The convergence theory for Schwarz methods developed in the decade past is useful for scalar linear problems of great variety: elliptic, parabolic, and hyperbolic, with uniform, anisotropic, and inhomogeneous coefficients. However, the problems slated for solution on teraflop-scale machines are multicomponent and nonlinear. A condition number estimate for a single linearization is inadequate to account for the evolving character of linear subiterations in a nonlinear solution process.
Software libraries for PDEs developed in the pre-object oriented era are wonderful for packaging algorithmic and applications domain expertise for production users, and the ``natural'' role for libraries seems even greater on parallel production facilities. However, libraries (and some parallel language constructs) created on the presumption that their data structures (and parallel distributions thereof) can be targeted by the calling program, are inadequate for multiphysics or multi(-computational-)phase problems in which computational work per data structure element is not uniform in time.

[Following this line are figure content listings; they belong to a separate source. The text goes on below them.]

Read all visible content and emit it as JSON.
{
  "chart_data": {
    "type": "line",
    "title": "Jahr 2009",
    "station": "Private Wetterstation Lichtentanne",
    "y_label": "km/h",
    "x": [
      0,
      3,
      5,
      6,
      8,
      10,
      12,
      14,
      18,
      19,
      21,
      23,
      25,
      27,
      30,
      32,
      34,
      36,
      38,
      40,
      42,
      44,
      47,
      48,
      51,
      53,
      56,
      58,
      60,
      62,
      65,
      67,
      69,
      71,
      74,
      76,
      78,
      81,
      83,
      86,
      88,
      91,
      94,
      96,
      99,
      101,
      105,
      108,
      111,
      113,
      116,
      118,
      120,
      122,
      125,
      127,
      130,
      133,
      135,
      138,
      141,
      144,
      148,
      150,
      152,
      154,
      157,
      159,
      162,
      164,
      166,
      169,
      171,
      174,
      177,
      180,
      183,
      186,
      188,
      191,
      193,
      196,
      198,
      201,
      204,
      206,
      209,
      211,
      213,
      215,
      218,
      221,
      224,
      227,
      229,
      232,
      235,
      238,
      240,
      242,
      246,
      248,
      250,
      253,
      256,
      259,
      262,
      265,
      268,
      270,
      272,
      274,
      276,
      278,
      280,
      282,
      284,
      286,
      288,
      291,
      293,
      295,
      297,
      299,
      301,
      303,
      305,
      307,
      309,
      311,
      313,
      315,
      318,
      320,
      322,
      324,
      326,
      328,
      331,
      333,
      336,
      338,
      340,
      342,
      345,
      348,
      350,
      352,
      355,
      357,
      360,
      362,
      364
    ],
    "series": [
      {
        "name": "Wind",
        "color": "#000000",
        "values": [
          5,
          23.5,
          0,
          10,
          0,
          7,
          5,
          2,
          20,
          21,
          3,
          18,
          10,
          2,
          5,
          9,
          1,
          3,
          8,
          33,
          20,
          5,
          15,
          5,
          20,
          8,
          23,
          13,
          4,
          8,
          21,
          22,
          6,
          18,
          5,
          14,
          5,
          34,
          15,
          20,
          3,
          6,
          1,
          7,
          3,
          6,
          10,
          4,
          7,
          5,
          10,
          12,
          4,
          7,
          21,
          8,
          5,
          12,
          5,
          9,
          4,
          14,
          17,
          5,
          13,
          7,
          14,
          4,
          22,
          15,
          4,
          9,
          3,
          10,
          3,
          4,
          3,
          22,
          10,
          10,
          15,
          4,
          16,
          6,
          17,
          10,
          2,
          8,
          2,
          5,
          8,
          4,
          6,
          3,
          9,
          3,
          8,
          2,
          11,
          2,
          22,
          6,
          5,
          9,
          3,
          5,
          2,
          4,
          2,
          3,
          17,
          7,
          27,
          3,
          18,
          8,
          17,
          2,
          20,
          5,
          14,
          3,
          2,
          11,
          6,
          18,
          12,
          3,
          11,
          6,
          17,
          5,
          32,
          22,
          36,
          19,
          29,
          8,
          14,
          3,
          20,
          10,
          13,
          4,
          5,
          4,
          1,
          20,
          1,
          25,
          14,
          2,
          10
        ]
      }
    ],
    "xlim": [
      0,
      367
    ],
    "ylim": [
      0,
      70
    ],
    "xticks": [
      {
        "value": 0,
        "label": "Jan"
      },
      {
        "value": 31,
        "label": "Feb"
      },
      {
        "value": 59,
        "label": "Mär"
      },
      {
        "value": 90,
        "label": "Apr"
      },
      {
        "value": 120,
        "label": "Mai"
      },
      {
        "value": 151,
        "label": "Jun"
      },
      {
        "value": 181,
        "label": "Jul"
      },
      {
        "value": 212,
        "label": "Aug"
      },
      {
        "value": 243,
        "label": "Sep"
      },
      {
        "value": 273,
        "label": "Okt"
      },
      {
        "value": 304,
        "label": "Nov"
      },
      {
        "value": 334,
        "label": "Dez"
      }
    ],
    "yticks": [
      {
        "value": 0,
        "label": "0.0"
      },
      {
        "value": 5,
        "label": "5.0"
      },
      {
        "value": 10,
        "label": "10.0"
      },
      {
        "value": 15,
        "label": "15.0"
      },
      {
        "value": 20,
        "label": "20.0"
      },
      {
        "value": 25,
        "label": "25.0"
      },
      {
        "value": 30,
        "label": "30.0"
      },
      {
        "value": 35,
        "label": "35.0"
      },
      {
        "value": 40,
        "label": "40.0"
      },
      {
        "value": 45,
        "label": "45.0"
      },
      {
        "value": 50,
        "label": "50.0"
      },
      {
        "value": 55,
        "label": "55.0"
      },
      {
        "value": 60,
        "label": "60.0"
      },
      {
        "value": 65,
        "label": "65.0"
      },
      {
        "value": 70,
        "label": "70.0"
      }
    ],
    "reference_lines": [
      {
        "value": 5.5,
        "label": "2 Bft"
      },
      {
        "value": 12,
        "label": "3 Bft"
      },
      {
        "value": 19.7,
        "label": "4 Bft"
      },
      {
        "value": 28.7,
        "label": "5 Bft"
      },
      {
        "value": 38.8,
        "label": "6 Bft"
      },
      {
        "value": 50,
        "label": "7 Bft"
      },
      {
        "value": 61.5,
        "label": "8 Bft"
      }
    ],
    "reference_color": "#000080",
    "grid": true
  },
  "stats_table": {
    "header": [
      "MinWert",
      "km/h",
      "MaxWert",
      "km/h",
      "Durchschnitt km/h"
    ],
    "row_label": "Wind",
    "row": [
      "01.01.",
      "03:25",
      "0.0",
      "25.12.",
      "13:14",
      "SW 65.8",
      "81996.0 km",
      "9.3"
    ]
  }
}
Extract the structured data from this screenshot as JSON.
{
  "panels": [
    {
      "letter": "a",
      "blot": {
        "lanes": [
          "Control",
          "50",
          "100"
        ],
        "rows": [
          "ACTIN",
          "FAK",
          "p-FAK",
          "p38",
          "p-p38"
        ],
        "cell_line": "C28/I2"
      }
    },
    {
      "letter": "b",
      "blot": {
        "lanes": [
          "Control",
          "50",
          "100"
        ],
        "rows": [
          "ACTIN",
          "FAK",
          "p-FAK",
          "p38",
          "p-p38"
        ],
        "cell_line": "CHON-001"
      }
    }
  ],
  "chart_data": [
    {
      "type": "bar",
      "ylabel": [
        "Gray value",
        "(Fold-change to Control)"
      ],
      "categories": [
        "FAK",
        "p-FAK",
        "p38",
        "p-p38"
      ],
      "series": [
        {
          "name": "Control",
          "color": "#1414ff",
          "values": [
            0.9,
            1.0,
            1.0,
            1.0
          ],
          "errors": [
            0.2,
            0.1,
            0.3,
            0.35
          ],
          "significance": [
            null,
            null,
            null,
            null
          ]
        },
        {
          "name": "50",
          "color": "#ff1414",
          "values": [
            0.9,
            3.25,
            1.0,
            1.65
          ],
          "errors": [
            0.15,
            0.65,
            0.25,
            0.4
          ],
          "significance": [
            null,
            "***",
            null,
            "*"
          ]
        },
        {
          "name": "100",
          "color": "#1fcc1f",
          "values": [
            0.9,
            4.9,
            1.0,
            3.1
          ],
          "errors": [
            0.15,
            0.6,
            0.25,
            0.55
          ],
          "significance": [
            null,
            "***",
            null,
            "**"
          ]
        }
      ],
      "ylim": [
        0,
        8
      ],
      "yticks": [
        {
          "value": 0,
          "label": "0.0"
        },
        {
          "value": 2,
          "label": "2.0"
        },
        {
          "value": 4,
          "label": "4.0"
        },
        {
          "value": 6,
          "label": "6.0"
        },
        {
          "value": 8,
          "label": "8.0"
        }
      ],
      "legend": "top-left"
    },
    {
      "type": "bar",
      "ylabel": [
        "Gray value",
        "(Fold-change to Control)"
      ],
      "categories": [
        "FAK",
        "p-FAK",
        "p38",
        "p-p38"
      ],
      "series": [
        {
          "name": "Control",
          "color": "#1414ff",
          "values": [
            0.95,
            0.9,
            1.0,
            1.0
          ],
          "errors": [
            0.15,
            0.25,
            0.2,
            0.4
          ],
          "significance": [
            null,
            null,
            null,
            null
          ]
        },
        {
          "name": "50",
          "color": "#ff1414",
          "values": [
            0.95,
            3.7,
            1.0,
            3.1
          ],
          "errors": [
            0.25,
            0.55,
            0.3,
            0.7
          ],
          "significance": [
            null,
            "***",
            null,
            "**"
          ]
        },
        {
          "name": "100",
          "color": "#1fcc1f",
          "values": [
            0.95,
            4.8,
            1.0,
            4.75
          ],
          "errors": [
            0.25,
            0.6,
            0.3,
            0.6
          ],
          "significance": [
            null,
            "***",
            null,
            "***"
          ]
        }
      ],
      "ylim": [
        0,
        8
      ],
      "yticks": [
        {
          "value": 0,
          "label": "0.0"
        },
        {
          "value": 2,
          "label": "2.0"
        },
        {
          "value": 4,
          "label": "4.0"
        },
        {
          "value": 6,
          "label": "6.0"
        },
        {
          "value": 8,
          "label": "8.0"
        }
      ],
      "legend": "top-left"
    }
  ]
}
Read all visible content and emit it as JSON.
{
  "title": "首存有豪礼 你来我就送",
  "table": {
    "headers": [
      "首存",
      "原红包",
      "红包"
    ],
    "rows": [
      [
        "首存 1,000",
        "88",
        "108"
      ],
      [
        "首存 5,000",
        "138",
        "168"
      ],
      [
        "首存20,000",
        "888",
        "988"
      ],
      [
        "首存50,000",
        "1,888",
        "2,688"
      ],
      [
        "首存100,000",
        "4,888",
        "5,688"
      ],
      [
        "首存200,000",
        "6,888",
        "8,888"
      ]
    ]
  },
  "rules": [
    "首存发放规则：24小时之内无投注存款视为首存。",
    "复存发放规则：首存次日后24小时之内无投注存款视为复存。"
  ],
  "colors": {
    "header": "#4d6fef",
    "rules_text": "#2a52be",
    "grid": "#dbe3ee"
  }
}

For all of these reasons, and more, it is difficult to combine performance results on a single application with convergence and parallel efficiency estimates to extrapolate the scalability of domain decomposition algorithms to many of the practical problems that have been invoked to motivate their development. Familiarity with existing performance models, theories, and software libraries becomes even more important in this brave new world, however, since a variety of different regimes must be pieced together. Decomposition by domain remains a useful framework in which to handle the integrated problem, as will be argued through real and proximately imaginable case studies.
This talk draws upon collaborations with several collaborators in an NSF Multidisciplinary Computing Challenge project.